In the sweltering heat of midsummer in the Ligurian Sea, temperatures and tensions were steadily rising on board 11th Hour Racing.
Simon ‘Si Fi’ Fisher restlessly tidied lines in the cockpit. Skipper Charlie Enright was glued to his phones, endlessly hitting refresh. “You were either in your bunk staring at the ceiling, or couldn’t sit still and just walking around talking to yourself. It was a weird place,” recalls crewmember Jack Bouttell of the long delivery from The Hague to Genoa.
With zephyr light winds, the IMOCA’s usual roar had been replaced with an uncomfortable quiet, broken only by the hum of the engine as the crew frantically tried to make headway to Genoa. It made no difference when they got there.

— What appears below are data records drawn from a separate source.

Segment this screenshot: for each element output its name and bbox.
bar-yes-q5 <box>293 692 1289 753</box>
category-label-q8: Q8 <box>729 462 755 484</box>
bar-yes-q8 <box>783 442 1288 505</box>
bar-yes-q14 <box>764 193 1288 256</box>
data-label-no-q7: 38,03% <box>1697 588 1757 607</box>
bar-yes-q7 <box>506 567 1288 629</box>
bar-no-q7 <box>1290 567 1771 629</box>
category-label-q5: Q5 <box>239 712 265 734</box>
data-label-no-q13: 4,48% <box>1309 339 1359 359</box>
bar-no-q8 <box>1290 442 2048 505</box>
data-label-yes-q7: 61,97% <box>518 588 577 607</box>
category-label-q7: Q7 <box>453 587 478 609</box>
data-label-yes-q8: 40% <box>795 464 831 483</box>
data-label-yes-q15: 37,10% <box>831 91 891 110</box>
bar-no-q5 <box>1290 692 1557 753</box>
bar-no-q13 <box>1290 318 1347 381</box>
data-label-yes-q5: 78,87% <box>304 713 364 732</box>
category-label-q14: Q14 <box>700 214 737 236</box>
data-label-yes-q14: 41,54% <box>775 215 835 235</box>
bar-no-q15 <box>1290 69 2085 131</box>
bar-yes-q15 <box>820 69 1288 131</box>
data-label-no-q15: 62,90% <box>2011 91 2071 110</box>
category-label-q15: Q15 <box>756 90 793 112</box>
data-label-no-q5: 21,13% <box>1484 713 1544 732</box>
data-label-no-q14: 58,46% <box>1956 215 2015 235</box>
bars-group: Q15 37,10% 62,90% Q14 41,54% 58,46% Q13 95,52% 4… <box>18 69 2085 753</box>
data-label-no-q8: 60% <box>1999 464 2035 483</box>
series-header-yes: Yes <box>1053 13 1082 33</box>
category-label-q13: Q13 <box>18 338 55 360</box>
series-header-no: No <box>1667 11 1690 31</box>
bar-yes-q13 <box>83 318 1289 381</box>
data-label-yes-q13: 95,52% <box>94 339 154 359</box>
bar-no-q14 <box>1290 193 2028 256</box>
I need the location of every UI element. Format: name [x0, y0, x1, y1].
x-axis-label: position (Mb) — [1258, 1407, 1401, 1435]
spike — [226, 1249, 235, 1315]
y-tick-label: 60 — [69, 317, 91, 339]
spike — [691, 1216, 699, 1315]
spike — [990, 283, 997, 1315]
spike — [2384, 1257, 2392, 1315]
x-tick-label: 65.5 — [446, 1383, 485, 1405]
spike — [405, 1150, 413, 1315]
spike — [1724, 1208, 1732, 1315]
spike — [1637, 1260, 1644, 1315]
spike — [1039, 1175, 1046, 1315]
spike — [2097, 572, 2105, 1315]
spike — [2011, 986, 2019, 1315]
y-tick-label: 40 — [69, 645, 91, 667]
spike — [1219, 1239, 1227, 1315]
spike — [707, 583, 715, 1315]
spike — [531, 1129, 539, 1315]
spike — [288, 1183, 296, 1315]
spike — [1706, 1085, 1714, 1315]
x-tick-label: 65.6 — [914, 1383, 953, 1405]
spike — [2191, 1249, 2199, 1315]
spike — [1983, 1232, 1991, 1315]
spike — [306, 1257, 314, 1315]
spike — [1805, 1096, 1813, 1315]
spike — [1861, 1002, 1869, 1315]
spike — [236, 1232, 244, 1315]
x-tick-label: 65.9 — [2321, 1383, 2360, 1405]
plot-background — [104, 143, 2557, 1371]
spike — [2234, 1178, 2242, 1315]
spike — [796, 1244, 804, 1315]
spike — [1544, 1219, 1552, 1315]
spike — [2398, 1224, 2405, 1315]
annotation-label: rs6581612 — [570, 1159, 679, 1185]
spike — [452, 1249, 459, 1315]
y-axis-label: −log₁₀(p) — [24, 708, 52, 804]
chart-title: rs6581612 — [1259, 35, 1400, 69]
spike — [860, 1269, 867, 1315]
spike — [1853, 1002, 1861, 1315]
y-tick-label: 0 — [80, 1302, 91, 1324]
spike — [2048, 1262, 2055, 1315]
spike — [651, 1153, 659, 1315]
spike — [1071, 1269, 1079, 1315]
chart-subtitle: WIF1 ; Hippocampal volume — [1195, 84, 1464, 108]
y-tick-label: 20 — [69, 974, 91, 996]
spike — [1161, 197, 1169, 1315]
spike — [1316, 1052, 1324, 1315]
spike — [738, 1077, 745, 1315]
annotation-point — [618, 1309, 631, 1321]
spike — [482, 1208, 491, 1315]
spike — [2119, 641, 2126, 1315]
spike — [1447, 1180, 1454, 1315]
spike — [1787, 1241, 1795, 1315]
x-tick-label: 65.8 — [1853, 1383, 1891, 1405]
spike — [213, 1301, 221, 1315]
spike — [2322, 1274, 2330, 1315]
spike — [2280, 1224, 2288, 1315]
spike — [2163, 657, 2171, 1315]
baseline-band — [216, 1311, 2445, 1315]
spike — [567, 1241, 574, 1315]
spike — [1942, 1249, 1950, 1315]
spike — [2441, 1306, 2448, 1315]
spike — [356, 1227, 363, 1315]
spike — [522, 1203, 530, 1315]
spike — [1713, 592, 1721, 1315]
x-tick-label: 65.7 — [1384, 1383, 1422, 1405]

After 36,000 miles of racing, nine months criss-crossing the world’s oceans, the result of The Ocean Race and the fate of the team would be decided by six people sitting in a room as an International Jury came together to decide if 11th Hour Racing should be granted redress after a terrifying collision in The Hague.
When the news came in that average points would be awarded for the final stage, there were no raucous howls of celebration. The four sailors aboard Malama sat, silently stunned, head in hands, as the engine hummed on. It was, by any count, a very strange way to win an around the world race.
A BIT DIFFERENT
The 2023 The Ocean Race was always going to be a little bit different. While it marked the 50th anniversary of the first edition of the then-Whitbread Round the World Race, the changes for the 14th running of the event were peculiarly of its time.